A Split Housing Market
The housing market is telling two different stories depending on whether you rent or own. National rent growth has decelerated to about 3-4% year-over-year, down from the 8-12% spikes of 2021-2022. In some Sun Belt metros that saw explosive growth — Austin, Phoenix, Jacksonville — rents are actually flat or slightly declining as new apartment supply comes online.
But for prospective buyers, the picture is bleaker. With 30-year mortgage rates hovering near 6.9%, the monthly payment on a median-priced home ($420,000) is roughly $2,220 — about 60% higher than the same payment would have been at 2021's 3% rates on a cheaper home.
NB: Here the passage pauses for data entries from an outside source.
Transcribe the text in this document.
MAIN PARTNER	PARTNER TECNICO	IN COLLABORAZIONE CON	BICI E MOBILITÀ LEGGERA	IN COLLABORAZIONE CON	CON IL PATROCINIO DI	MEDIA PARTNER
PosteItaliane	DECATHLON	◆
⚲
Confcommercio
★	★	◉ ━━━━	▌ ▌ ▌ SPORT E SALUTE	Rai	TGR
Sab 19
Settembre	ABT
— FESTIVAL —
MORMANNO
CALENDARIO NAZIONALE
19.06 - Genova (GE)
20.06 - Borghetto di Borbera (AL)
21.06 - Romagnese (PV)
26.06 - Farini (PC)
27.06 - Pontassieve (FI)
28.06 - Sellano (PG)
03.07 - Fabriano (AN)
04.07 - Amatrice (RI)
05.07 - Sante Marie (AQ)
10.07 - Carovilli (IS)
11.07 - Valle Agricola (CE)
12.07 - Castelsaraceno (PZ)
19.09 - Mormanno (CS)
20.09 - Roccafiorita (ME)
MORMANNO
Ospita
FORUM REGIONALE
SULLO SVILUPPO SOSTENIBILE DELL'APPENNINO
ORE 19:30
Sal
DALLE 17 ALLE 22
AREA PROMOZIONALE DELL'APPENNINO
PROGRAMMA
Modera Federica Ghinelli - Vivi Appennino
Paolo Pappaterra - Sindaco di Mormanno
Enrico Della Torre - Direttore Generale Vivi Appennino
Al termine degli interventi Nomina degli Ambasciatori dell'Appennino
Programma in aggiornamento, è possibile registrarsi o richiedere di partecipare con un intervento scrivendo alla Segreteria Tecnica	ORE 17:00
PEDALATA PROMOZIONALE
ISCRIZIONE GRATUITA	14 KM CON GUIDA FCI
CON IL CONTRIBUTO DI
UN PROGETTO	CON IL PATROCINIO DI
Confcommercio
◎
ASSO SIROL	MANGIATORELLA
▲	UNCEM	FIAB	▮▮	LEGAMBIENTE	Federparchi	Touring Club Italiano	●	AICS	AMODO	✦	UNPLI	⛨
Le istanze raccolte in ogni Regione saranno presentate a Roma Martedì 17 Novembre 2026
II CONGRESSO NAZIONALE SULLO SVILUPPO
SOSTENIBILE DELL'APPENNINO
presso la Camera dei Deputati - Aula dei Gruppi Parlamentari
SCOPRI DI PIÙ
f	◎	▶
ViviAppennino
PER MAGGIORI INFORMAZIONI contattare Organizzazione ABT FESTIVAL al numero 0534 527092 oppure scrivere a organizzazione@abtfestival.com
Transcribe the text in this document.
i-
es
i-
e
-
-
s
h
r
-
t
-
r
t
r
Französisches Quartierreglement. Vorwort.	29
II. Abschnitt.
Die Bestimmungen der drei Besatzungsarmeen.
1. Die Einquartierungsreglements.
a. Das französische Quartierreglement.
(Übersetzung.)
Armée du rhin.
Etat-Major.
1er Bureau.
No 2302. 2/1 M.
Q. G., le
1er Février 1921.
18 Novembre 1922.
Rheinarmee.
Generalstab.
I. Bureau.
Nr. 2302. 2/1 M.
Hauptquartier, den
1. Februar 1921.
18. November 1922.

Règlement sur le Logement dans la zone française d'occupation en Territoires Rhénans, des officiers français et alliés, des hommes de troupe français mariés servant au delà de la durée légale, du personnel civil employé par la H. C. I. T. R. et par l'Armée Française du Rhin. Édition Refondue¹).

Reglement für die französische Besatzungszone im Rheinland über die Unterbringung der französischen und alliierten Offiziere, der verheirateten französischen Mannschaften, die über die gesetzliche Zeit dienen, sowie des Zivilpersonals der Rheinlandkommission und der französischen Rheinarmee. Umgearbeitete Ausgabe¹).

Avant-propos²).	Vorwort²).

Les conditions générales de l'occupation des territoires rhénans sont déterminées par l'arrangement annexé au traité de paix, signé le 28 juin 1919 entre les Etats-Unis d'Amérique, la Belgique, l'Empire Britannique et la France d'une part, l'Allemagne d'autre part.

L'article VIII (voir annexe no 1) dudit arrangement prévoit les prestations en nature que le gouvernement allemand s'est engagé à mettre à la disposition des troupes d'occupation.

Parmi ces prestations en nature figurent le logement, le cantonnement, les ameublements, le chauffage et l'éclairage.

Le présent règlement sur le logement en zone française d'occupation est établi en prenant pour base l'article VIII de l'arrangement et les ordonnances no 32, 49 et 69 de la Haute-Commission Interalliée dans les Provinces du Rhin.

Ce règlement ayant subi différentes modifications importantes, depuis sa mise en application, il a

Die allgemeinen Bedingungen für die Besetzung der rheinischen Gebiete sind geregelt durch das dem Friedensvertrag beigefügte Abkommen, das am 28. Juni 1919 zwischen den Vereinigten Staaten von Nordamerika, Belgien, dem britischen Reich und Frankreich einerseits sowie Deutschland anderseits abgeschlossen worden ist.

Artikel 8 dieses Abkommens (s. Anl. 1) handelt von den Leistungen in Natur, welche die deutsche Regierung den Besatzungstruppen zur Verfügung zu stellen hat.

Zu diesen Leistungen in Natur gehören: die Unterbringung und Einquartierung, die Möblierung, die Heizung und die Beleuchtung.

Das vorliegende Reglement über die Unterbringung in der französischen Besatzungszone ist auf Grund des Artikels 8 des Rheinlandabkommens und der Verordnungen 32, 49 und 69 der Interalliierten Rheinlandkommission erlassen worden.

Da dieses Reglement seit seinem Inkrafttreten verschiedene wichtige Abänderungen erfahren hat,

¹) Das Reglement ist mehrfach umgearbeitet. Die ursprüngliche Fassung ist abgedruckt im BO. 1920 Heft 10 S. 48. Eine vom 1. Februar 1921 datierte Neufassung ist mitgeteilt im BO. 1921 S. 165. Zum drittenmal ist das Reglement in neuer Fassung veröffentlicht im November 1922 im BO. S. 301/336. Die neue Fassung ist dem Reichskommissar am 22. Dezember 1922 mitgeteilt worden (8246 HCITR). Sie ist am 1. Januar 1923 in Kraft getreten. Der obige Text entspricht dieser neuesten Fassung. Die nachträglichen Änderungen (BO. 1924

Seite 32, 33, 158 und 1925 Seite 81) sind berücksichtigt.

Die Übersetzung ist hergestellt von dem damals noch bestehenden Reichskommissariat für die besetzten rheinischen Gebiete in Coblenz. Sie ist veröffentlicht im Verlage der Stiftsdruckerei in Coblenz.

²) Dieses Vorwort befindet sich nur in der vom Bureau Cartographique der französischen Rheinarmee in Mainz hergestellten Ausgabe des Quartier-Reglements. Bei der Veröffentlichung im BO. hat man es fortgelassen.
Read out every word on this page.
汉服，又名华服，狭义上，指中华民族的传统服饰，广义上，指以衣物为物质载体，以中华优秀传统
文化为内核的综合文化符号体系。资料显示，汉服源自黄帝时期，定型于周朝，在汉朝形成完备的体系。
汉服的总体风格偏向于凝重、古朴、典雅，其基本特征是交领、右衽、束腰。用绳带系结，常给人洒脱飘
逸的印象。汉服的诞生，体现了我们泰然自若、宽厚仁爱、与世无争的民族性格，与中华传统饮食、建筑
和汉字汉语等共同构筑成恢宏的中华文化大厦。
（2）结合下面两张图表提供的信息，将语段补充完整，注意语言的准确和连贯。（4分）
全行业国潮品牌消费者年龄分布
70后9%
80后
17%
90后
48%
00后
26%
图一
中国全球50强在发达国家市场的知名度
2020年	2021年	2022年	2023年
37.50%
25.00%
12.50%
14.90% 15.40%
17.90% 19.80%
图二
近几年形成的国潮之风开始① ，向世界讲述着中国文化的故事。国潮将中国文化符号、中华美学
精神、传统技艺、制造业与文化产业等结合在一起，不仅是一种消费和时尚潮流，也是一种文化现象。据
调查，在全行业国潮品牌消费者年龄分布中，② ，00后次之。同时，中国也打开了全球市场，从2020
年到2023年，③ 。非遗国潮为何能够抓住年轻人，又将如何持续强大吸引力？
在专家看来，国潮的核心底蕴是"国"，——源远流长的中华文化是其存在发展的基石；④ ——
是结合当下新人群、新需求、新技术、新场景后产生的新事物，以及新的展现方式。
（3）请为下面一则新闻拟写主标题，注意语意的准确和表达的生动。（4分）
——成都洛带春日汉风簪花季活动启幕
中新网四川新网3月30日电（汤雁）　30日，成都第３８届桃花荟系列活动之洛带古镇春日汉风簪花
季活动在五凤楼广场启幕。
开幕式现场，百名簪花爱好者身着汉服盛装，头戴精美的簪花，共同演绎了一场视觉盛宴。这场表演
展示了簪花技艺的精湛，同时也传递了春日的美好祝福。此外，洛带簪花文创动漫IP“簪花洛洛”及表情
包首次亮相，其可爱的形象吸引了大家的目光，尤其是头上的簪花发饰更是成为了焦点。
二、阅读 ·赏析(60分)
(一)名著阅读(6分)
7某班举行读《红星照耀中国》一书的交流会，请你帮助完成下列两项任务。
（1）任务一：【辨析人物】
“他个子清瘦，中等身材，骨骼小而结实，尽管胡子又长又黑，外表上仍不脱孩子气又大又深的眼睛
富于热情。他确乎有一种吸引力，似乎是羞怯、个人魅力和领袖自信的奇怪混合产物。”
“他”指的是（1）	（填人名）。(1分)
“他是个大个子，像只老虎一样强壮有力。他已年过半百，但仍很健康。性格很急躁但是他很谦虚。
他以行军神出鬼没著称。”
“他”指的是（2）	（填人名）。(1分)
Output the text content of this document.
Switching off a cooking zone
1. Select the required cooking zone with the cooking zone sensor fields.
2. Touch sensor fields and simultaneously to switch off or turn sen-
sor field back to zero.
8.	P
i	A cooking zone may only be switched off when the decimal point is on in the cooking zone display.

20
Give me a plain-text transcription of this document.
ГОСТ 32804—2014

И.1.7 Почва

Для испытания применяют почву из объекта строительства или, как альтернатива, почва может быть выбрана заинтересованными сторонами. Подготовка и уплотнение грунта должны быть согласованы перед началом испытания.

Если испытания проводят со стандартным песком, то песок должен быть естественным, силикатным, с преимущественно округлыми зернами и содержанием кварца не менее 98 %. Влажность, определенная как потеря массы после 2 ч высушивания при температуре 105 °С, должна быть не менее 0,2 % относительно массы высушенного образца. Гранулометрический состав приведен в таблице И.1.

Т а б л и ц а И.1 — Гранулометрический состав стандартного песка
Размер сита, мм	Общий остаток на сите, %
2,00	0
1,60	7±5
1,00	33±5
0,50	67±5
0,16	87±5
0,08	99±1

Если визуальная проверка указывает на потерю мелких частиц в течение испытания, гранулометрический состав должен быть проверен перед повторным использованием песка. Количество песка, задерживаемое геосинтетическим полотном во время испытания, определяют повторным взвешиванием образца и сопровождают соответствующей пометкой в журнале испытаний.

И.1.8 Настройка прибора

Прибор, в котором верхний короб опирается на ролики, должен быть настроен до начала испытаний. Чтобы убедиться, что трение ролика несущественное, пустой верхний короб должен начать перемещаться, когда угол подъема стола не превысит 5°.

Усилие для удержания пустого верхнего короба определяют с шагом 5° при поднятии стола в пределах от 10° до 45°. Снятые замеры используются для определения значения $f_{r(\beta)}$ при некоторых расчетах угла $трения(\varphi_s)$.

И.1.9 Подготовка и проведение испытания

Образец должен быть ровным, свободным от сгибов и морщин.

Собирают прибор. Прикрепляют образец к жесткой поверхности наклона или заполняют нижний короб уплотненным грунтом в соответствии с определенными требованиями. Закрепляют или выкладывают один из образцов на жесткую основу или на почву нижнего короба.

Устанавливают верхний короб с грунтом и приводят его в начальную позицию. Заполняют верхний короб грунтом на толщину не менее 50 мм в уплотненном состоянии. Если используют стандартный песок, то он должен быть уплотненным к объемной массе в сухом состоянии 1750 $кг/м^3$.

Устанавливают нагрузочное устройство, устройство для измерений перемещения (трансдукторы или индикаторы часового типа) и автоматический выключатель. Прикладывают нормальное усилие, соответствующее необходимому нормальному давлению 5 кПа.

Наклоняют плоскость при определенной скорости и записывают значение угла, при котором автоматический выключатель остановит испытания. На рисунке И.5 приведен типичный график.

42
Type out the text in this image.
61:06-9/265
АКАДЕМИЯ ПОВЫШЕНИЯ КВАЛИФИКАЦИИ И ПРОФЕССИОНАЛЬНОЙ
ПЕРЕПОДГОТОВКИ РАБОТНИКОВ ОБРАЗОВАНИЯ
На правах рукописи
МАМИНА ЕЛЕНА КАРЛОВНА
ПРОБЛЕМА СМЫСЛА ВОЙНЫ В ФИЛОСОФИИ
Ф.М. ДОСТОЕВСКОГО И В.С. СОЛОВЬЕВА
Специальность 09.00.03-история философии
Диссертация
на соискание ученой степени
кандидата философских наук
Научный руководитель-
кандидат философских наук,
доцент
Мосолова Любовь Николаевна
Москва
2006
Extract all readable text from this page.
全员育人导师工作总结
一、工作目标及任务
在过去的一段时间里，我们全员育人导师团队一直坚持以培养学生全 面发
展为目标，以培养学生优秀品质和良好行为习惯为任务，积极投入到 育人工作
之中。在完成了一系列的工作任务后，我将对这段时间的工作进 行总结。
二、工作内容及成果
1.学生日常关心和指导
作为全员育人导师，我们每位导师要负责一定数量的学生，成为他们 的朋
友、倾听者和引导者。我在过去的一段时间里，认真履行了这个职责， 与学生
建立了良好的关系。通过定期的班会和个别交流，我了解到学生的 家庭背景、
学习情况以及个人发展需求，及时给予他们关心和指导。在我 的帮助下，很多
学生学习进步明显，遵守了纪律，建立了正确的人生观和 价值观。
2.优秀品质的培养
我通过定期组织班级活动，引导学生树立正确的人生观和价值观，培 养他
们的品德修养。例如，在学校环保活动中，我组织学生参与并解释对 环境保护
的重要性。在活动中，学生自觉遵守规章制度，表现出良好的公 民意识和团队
The 'rate lock-in' effect means existing homeowners won't sell, constraining supply further.
Where Cooling Is Real
Several markets are genuinely cooling for renters: Austin (-2.1% YoY), Phoenix (-0.8%), Atlanta (flat), and parts of the Mountain West. The common thread is a wave of multifamily construction that started in 2021-2022 and is now delivering units. Markets that permitted aggressively are seeing the benefits of increased supply.
Meanwhile, the Northeast and California remain tight. New York, Boston, and San Francisco rents continue climbing 5-7% annually, constrained by decades of underbuilding and strict zoning. The lesson: housing inflation is hyperlocal, and national averages obscure vastly different realities.